Your deepest self is revealed by the things you keep.

Do you know what a soul is? Sorry, I don’t have a definition for you. It’s like defining love. We all know it when we see it, when we feel it. But the very act of definition diminishes it. I figured out why that is. It’s because words aren’t up to the task. Love exists at the feeling level, not the language level. Similarly, the soul is the foundation of what it means to be human, much more fundamental than conscious or even unconscious thought. Soul, like love, is beyond the reach of language.

So let me try anyway.

I know what soul is not. It’s not physical. It’s not a thing. But it’s also not a thought, and it’s not an emotion. Is it a spirit that inhabits you? That would imply that it can also escape you. I guess a lot of humanity believes that…that the soul is an animating force that inhabits us for the span or our lives, then departs upon death, maybe to go on to inhabit someone else (reincarnation), or become elevated to a new kind of existence, or maybe just to extinguish, like a light bulb turning off. Nobody knows for sure.

We do know that, when the soul leaves the body, the body becomes inanimate matter…just a lump of stuff that used to be somebody.

Does that mean that the soul is life itself? That doesn’t seem right. A cockroach has life, but does it have a soul? I don’t think so, but what do I know? Maybe, as some beliefs suggest, every object, plant, or creature has a soul. I doubt that I’ll ever know.

But I do know that I have a soul. Everything I have done in my life bears the imprint of my soul. All my achievements. All my failures. All my relationships (the good ones as well as the bad). All my thoughts and beliefs.

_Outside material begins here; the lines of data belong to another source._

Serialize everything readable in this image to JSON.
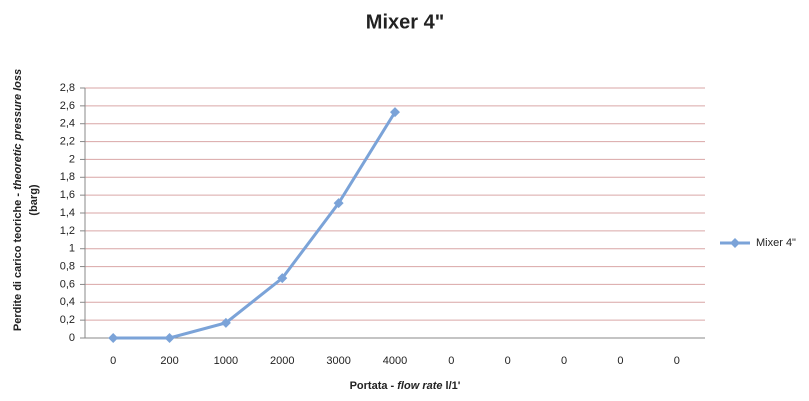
{
  "chart_data": {
    "type": "line",
    "title": "Mixer 4\"",
    "xlabel": [
      "Portata - ",
      "flow rate",
      " l/1'"
    ],
    "ylabel": [
      "Perdite di carico teoriche - ",
      "theoretic pressure loss",
      "(barg)"
    ],
    "categories": [
      "0",
      "200",
      "1000",
      "2000",
      "3000",
      "4000",
      "0",
      "0",
      "0",
      "0",
      "0"
    ],
    "series": [
      {
        "name": "Mixer 4\"",
        "color": "#7ba3d8",
        "values": [
          0,
          0,
          0.17,
          0.67,
          1.51,
          2.53,
          null,
          null,
          null,
          null,
          null
        ]
      }
    ],
    "ylim": [
      0,
      2.8
    ],
    "yticks": [
      0,
      {
        "value": 0.2,
        "label": "0,2"
      },
      {
        "value": 0.4,
        "label": "0,4"
      },
      {
        "value": 0.6,
        "label": "0,6"
      },
      {
        "value": 0.8,
        "label": "0,8"
      },
      1,
      {
        "value": 1.2,
        "label": "1,2"
      },
      {
        "value": 1.4,
        "label": "1,4"
      },
      {
        "value": 1.6,
        "label": "1,6"
      },
      {
        "value": 1.8,
        "label": "1,8"
      },
      2,
      {
        "value": 2.2,
        "label": "2,2"
      },
      {
        "value": 2.4,
        "label": "2,4"
      },
      {
        "value": 2.6,
        "label": "2,6"
      },
      {
        "value": 2.8,
        "label": "2,8"
      }
    ],
    "grid": true,
    "legend": "right"
  }
}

There’s evidence for all of this, isn’t there? I have many things I’ve collected and kept around me…pictures, writings, souvenirs, diplomas, things people have given me over the years, the books that sit on my shelves, the junk collected in drawers and boxes. If you could look at all of it, it would tell you something about me at a very deep level. You would know something about my soul.

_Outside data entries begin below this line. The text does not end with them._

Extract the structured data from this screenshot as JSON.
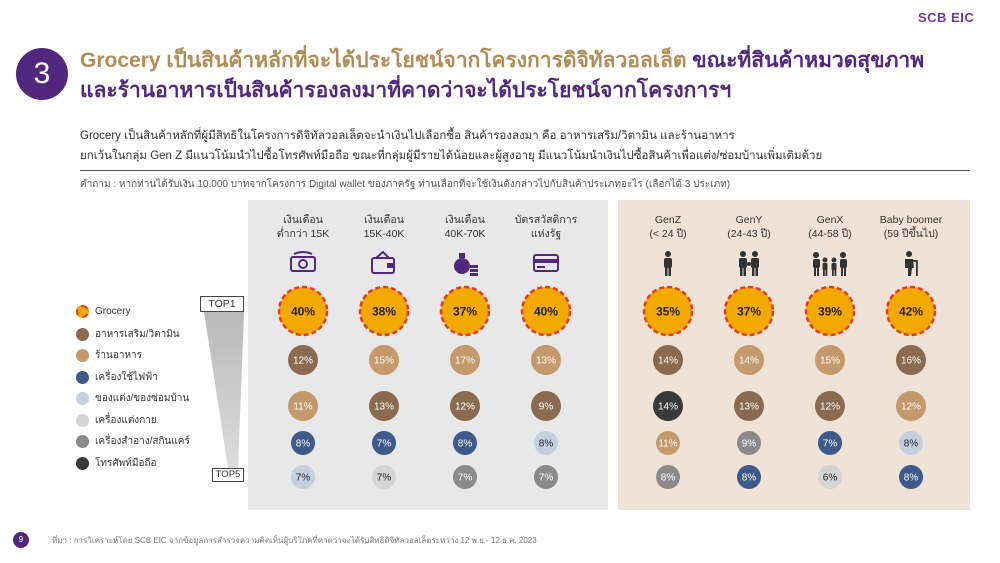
{
  "logo": "SCB EIC",
  "badge_number": "3",
  "title_line1_part1": "Grocery เป็นสินค้าหลักที่จะได้ประโยชน์จากโครงการดิจิทัลวอลเล็ต",
  "title_line1_part2": " ขณะที่สินค้าหมวดสุขภาพ",
  "title_line2": "และร้านอาหารเป็นสินค้ารองลงมาที่คาดว่าจะได้ประโยชน์จากโครงการฯ",
  "body_line1": "Grocery เป็นสินค้าหลักที่ผู้มีสิทธิในโครงการดิจิทัลวอลเล็ตจะนำเงินไปเลือกซื้อ สินค้ารองลงมา คือ อาหารเสริม/วิตามิน และร้านอาหาร",
  "body_line2": "ยกเว้นในกลุ่ม Gen Z มีแนวโน้มนำไปซื้อโทรศัพท์มือถือ ขณะที่กลุ่มผู้มีรายได้น้อยและผู้สูงอายุ มีแนวโน้มนำเงินไปซื้อสินค้าเพื่อแต่ง/ซ่อมบ้านเพิ่มเติมด้วย",
  "question": "คำถาม : หากท่านได้รับเงิน 10,000 บาทจากโครงการ Digital wallet ของภาครัฐ ท่านเลือกที่จะใช้เงินดังกล่าวไปกับสินค้าประเภทอะไร (เลือกได้ 3 ประเภท)",
  "top1_label": "TOP1",
  "top5_label": "TOP5",
  "footnote": "ที่มา : การวิเคราะห์โดย SCB EIC จากข้อมูลการสำรวจความคิดเห็นผู้บริโภคที่คาดว่าจะได้รับสิทธิดิจิทัลวอลเล็ตระหว่าง 12 พ.ย.- 12 ธ.ค. 2023",
  "page_number": "9",
  "colors": {
    "grocery": "#f4a900",
    "grocery_border": "#e03a2a",
    "supplement": "#8b6b4f",
    "restaurant": "#c49a6c",
    "appliance": "#3d5a8a",
    "home_repair": "#c5cfe0",
    "cosmetics": "#d4d4d4",
    "personal_care": "#8a8a8a",
    "mobile": "#3a3a3a",
    "purple": "#51287d",
    "gold": "#b08d57"
  },
  "chart_data": {
    "type": "table",
    "legend": [
      {
        "name": "Grocery",
        "color_key": "grocery"
      },
      {
        "name": "อาหารเสริม/วิตามิน",
        "color_key": "supplement"
      },
      {
        "name": "ร้านอาหาร",
        "color_key": "restaurant"
      },
      {
        "name": "เครื่องใช้ไฟฟ้า",
        "color_key": "appliance"
      },
      {
        "name": "ของแต่ง/ของซ่อมบ้าน",
        "color_key": "home_repair"
      },
      {
        "name": "เครื่องแต่งกาย",
        "color_key": "cosmetics"
      },
      {
        "name": "เครื่องสำอาง/สกินแคร์",
        "color_key": "personal_care"
      },
      {
        "name": "โทรศัพท์มือถือ",
        "color_key": "mobile"
      }
    ],
    "columns": [
      {
        "label_line1": "เงินเดือน",
        "label_line2": "ต่ำกว่า 15K",
        "icon": "money-icon",
        "group": "income",
        "ranks": [
          {
            "value": "40%",
            "color_key": "grocery"
          },
          {
            "value": "12%",
            "color_key": "supplement"
          },
          {
            "value": "11%",
            "color_key": "restaurant"
          },
          {
            "value": "8%",
            "color_key": "appliance"
          },
          {
            "value": "7%",
            "color_key": "home_repair"
          }
        ]
      },
      {
        "label_line1": "เงินเดือน",
        "label_line2": "15K-40K",
        "icon": "wallet-icon",
        "group": "income",
        "ranks": [
          {
            "value": "38%",
            "color_key": "grocery"
          },
          {
            "value": "15%",
            "color_key": "restaurant"
          },
          {
            "value": "13%",
            "color_key": "supplement"
          },
          {
            "value": "7%",
            "color_key": "appliance"
          },
          {
            "value": "7%",
            "color_key": "cosmetics"
          }
        ]
      },
      {
        "label_line1": "เงินเดือน",
        "label_line2": "40K-70K",
        "icon": "money-bag-icon",
        "group": "income",
        "ranks": [
          {
            "value": "37%",
            "color_key": "grocery"
          },
          {
            "value": "17%",
            "color_key": "restaurant"
          },
          {
            "value": "12%",
            "color_key": "supplement"
          },
          {
            "value": "8%",
            "color_key": "appliance"
          },
          {
            "value": "7%",
            "color_key": "personal_care"
          }
        ]
      },
      {
        "label_line1": "บัตรสวัสดิการ",
        "label_line2": "แห่งรัฐ",
        "icon": "card-icon",
        "group": "income",
        "ranks": [
          {
            "value": "40%",
            "color_key": "grocery"
          },
          {
            "value": "13%",
            "color_key": "restaurant"
          },
          {
            "value": "9%",
            "color_key": "supplement"
          },
          {
            "value": "8%",
            "color_key": "home_repair"
          },
          {
            "value": "7%",
            "color_key": "personal_care"
          }
        ]
      },
      {
        "label_line1": "GenZ",
        "label_line2": "(< 24 ปี)",
        "icon": "person-icon",
        "group": "age",
        "ranks": [
          {
            "value": "35%",
            "color_key": "grocery"
          },
          {
            "value": "14%",
            "color_key": "supplement"
          },
          {
            "value": "14%",
            "color_key": "mobile"
          },
          {
            "value": "11%",
            "color_key": "restaurant"
          },
          {
            "value": "8%",
            "color_key": "personal_care"
          }
        ]
      },
      {
        "label_line1": "GenY",
        "label_line2": "(24-43 ปี)",
        "icon": "family-icon",
        "group": "age",
        "ranks": [
          {
            "value": "37%",
            "color_key": "grocery"
          },
          {
            "value": "14%",
            "color_key": "restaurant"
          },
          {
            "value": "13%",
            "color_key": "supplement"
          },
          {
            "value": "9%",
            "color_key": "personal_care"
          },
          {
            "value": "8%",
            "color_key": "appliance"
          }
        ]
      },
      {
        "label_line1": "GenX",
        "label_line2": "(44-58 ปี)",
        "icon": "big-family-icon",
        "group": "age",
        "ranks": [
          {
            "value": "39%",
            "color_key": "grocery"
          },
          {
            "value": "15%",
            "color_key": "restaurant"
          },
          {
            "value": "12%",
            "color_key": "supplement"
          },
          {
            "value": "7%",
            "color_key": "appliance"
          },
          {
            "value": "6%",
            "color_key": "cosmetics"
          }
        ]
      },
      {
        "label_line1": "Baby boomer",
        "label_line2": "(59 ปีขึ้นไป)",
        "icon": "elderly-icon",
        "group": "age",
        "ranks": [
          {
            "value": "42%",
            "color_key": "grocery"
          },
          {
            "value": "16%",
            "color_key": "supplement"
          },
          {
            "value": "12%",
            "color_key": "restaurant"
          },
          {
            "value": "8%",
            "color_key": "home_repair"
          },
          {
            "value": "8%",
            "color_key": "appliance"
          }
        ]
      }
    ]
  }
}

So, my question, “Where do you keep your soul?” is really about the things I’ve collected over the years, the things that, more than words, describe the deepest parts of me. Those things are not my soul, but they remind me of it, and, if you care to look, they tell you about it. When I’m gone, I want those things—some of them anyway—to be kept by those I love, those who will be left behind when I’m gone. Those people are themselves evidence of my soul. They each bear my imprint, but they are each much more than my contributions. They are products of their own construction—their own souls.

Where do I keep my soul? It’s within me, just as yours is within you…it is me, just as yours is you. But it also exists in the things, and the people, and the memories, that I value.

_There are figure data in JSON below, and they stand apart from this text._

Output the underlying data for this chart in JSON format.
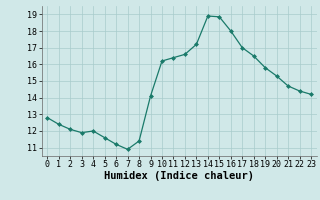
{
  "x": [
    0,
    1,
    2,
    3,
    4,
    5,
    6,
    7,
    8,
    9,
    10,
    11,
    12,
    13,
    14,
    15,
    16,
    17,
    18,
    19,
    20,
    21,
    22,
    23
  ],
  "y": [
    12.8,
    12.4,
    12.1,
    11.9,
    12.0,
    11.6,
    11.2,
    10.9,
    11.4,
    14.1,
    16.2,
    16.4,
    16.6,
    17.2,
    18.9,
    18.85,
    18.0,
    17.0,
    16.5,
    15.8,
    15.3,
    14.7,
    14.4,
    14.2
  ],
  "xlabel": "Humidex (Indice chaleur)",
  "ylabel": "",
  "xlim": [
    -0.5,
    23.5
  ],
  "ylim": [
    10.5,
    19.5
  ],
  "yticks": [
    11,
    12,
    13,
    14,
    15,
    16,
    17,
    18,
    19
  ],
  "xticks": [
    0,
    1,
    2,
    3,
    4,
    5,
    6,
    7,
    8,
    9,
    10,
    11,
    12,
    13,
    14,
    15,
    16,
    17,
    18,
    19,
    20,
    21,
    22,
    23
  ],
  "line_color": "#1a7a6a",
  "marker_color": "#1a7a6a",
  "bg_color": "#d0e8e8",
  "grid_color": "#a8cccc",
  "xlabel_fontsize": 7.5,
  "tick_fontsize": 6.0
}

I keep most of this stuff in my inner sanctum, which, for me, is an extra bedroom, converted into a makeshift office. Everywhere I glance, I see a piece of my soul. A three-by-five index card with my hand-written wedding vows to my wife (I accidentally read it backwards at our wedding ceremony). A favorite picture of one of my daughters. The flag that draped my father’s coffin. A book that touched me deeply. The saber that I carried as a cadet at West Point. A klutzy paperweight that my granddaughter made when she was small. A picture of a sad clown, painted by my mother, years before she died. The very arrangement of the room itself, which follows patterns that are meaningful to me and no one else. And probably a lot of stuff that I don’t even recognize as meaningful, but supports me in some unconscious way.

Do you do that, too? Do you collect pieces of your soul? And if you do, where do you keep them?